President Donald Trump. (AP) (semisquare-x3)
President Donald Trump. (AP)

Washington - A week after announcing his intent to renominate the current members of the Oversight Board, until last night, President Donald Trump had not sent the nominations to the Senate.

The countdown to the stay expiration began.  Only a quick Senatorial confirmation or a judicial order can prevent the Board to cease operations on May 16, as set by the First Circuit Court of Appeals.  

Last Monday, the White House announced Trump's intent to nominate the seven members of the Board – José Carrión, Carlos García, Andrew Biggs, David Skeel, Ana Matosantos, Arthur González and José Ramón González – to complete their three-year term, which expires in August.

From the Senate, the Chair of the Senate Energy and Natural Resources Committee Republican Lisa Murkowski (Alaska) said that she intends to follow the regular appointments process. That process requires President Trump to deliver the documents on the nominations, an independent analysis by his advisors, interviews with the candidates, a confirmation hearing, a committee voting session and, finally, the vote on the floor.

After a meeting with Murkowski's advisors last Thursday, Luis Vega Ramos, Popular Democratic Party (PPD) spokesman in the Puerto Rico House Federal Affairs Committee, said that Republican officials at the Energy and Natural Resources Committee acknowledged that a regular appointment process "is not possible" in 10 days.

Despite the uncertainty, Javier Ortiz, executive director of FixPuertoRico.org and former member of Trump´s transition team, thinks the matter will be resolved one way or another before the 90-day deadline. "Everybody understands that something has to happen, on or before May 16, in order for the American people and the Puerto Rican people to be protected," Ortiz said.

Regularly, one or two days after the U.S. President announces his intention to appoint a federal official, the White House confirms the delivery of the nominations to the Senate. But, in Trump's White House, things are not necessarily traditional.

Democratic Senator Robert Menéndez (New Jersey), close to Puerto Rican affairs, said he hopes that the confirmation process "will not be automatic" because he wants to have a well-considered evaluation of the candidates and their potential conflicts of interest.

The First Circuit Court of Appeals ruled on February 15, that the Board was unconstitutionally appointed because its members are principal U.S. officers and should have been selected by the President with the advice and consent of the Senate.

Under PROMESA, former President Barack Obama selected six of the members from congressional recommendations and named one directly, banker José Ramón González.

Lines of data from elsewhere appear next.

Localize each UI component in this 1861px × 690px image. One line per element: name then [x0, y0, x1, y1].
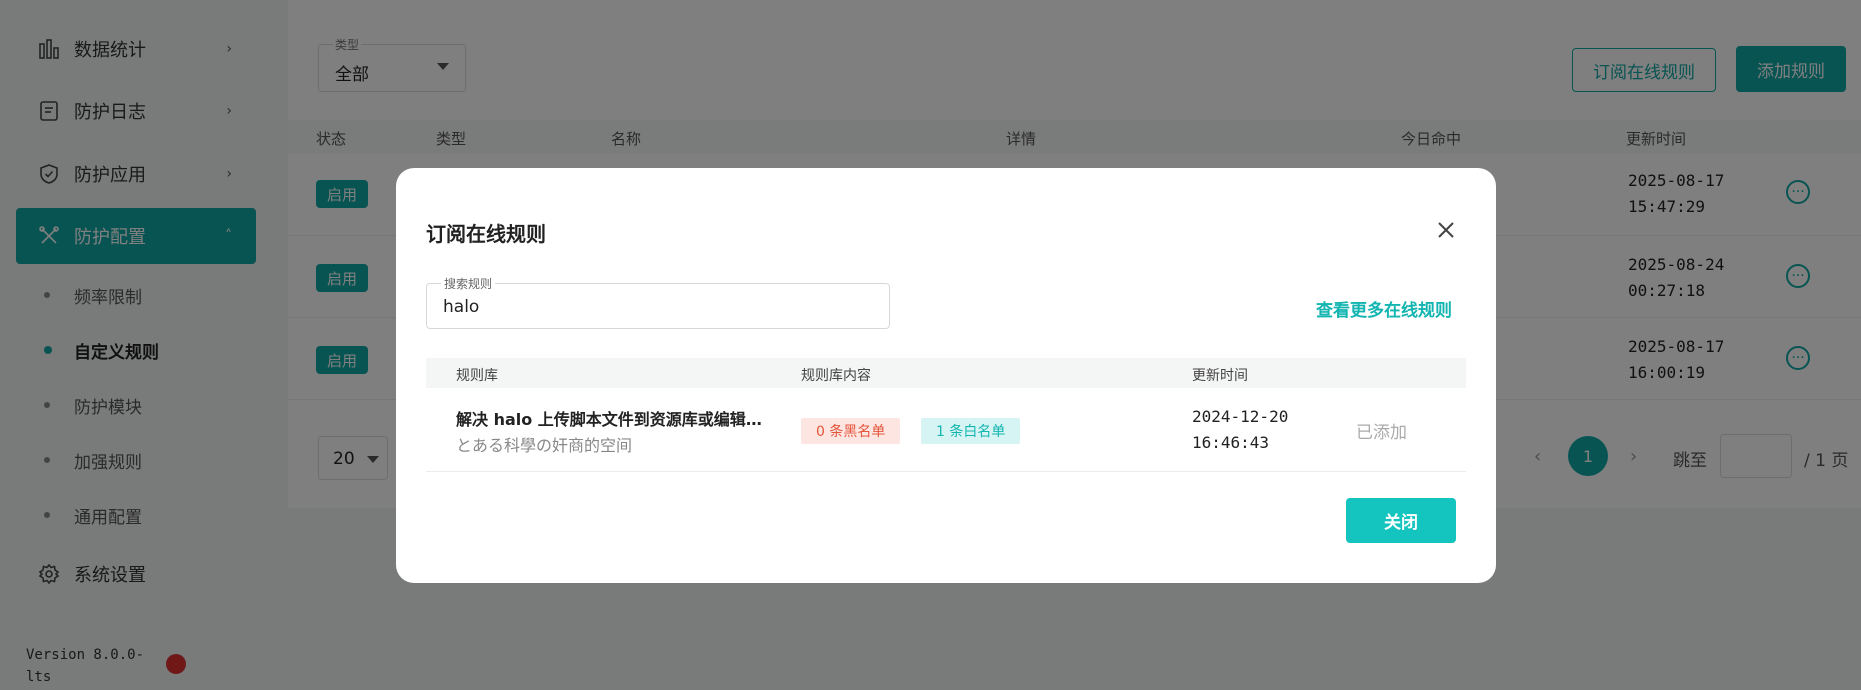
updated-clock: 16:46:43	[1192, 433, 1270, 452]
rule-lib-name: 解决 halo 上传脚本文件到资源库或编辑文章时误拦截的问题	[456, 410, 776, 429]
close-button[interactable]: 关闭	[1346, 498, 1456, 543]
blacklist-count-badge: 0 条黑名单	[801, 418, 901, 444]
table-row: 解决 halo 上传脚本文件到资源库或编辑文章时误拦截的问题 とある科學の奸商的…	[426, 388, 1466, 472]
added-status: 已添加	[1356, 423, 1407, 443]
subscribe-rules-dialog: 订阅在线规则 搜索规则 查看更多在线规则 规则库 规则库内容 更新时间 解决 h…	[396, 168, 1496, 583]
col-header: 更新时间	[1192, 368, 1248, 384]
col-header: 规则库内容	[801, 368, 871, 384]
more-online-rules-link[interactable]: 查看更多在线规则	[1316, 296, 1452, 321]
col-header: 规则库	[456, 368, 498, 384]
search-input[interactable]	[443, 294, 863, 320]
close-icon[interactable]	[1432, 216, 1460, 244]
updated-date: 2024-12-20	[1192, 407, 1289, 426]
whitelist-count-badge: 1 条白名单	[921, 418, 1021, 444]
dialog-title: 订阅在线规则	[426, 222, 546, 246]
search-label: 搜索规则	[441, 275, 496, 292]
rule-lib-updated: 2024-12-20 16:46:43	[1192, 404, 1288, 456]
search-field: 搜索规则	[426, 275, 890, 329]
rule-lib-author: とある科學の奸商的空间	[456, 436, 633, 455]
dialog-table-header: 规则库 规则库内容 更新时间	[426, 358, 1466, 388]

Two Board members, Andrew Biggs, and David Skeel, were proposed by Senate Republican Majority Leader Mitch McConnell (Kentucky), whose office last week referred on the procedure that Senator Murkowski decides to follow.

The Board requested the First Circuit Court of Appeals to extend the stay of its February 15 decision until the U.S. Supreme Court decides whether or not to review the Court´s decision. Ideally, the Board asked the First Circuit to decide no later than Friday, May 3, whether to extend the stay. But the First Circuit has not issued a decision on this yet.

The Board said that if the First Circuit rules again against the stay, then they will request the extension to the U.S. Supreme Court.

In testifying Thursday before the U.S. House Committee on Natural Resources, Governor Ricardo Rosselló Nevares welcomed President Trump´s attempt to end the uncertainty surrounding the future of the Board but again avoided taking a position for or against the appointments. Despite discussing amendments, neither Rosselló Nevares nor any member of the Natural Resources Committee proposed to repeal the statute or to end the Board´s operations.

Yesterday, at an event in Manatí, Governor Roselló said that he understands that they are trying to tackle “a problem of uncertainty.” “When the Court determined that the appointments were unconstitutional, everyone froze. This (reappointments) allows the process to be done in the right way,” he said and added that now it is up to Congress to evaluate the current members based on merit since they have been working for more than two years. Rosselló noted he hopes they will be evaluated in a rigorous fashion. 

Meanwhile, Oversight Board Executive Director Natalie Jarekso said that if the Board has to end operations on May 16, Title III (debt restructuring) cases could be dismissed, which would cause chaos in courts and on the island.